Seppur si sottovaluti la loro potenza, proprio i social sono una fonte immensa di dati personali.

Forse non ne siamo pienamente consapevoli, ma i social sono piattaforme in cui vengono immessi una quantità di informazioni che potrebbero venir utilizzate in maniera promiscua da terzi.

Talvolta per veri e propri furti di identità.

E’ diventato di vitale importanza sorvegliare i propri dati e mantenerli sicuri.

Vi ricordate il furto di dati ad Equifax (famigerata azienda di controllo credito degli Stati Uniti) nello scorso settembre 2017 ?

Se non avete idea di cosa fosse, vi rinfrescheremo la memoria dicendovi che più di 140 milioni di utenti sono stati “derubati”, in quanto a dati personali.

Questo ha influito non solo sull’azienda stessa, ma anche su altre persone esterne.

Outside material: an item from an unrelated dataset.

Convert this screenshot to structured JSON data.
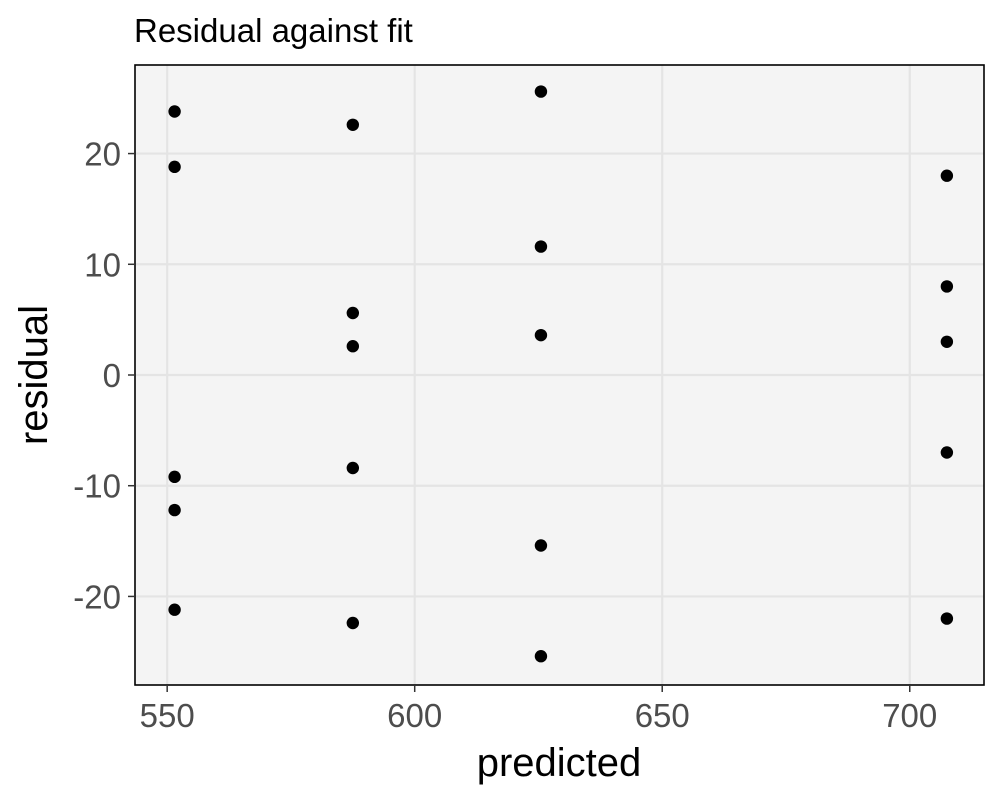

È opportuno sapere che negli Stati Uniti ogni cittadino ha a disposizione il cosiddetto SSN (Social Security Number), numero che corrisponde similmente al nostro Codice Fiscale.

Proprio gli SSN sono stati presi di mira dagli hacker, utilizzando identità altrui soprattutto in campo economico e sanitario. Infatti, il punto focale del colpo alla Equifax non è esattamente il furto in sé.

Bensì il fatto che gli hacker possono riuscire a coinvolgere molte altre persone anche al di fuori di una presunta “azienda bersaglio”. 

Semplicemente perché tale azienda risulta in possesso di un numero copioso di dati personali.

Nel più comune dei casi può esser successo che un “ladro digitale” sia semplicemente entrato con le nostre credenziali in uno dei tanti profili social. Mentre un caso più drastico può riguardare il furto di una carta di credito.

Come proteggere i propri dati personali sui social e sul computer?

Un must è quello di cominciare a cifrare le password e renderle inaccessibili ai presunti hacker.

Sia Windows che Mac hanno a disposizione svariati tool per poterlo fare e numerosi sono anche i software, semplici e non, per criptare le proprie password.

Oramai la sicurezza in rete è un tema scottante e l’errore più banale che si rischia di compiere è quello di sottovalutare la salvaguardia dei propri dati personali.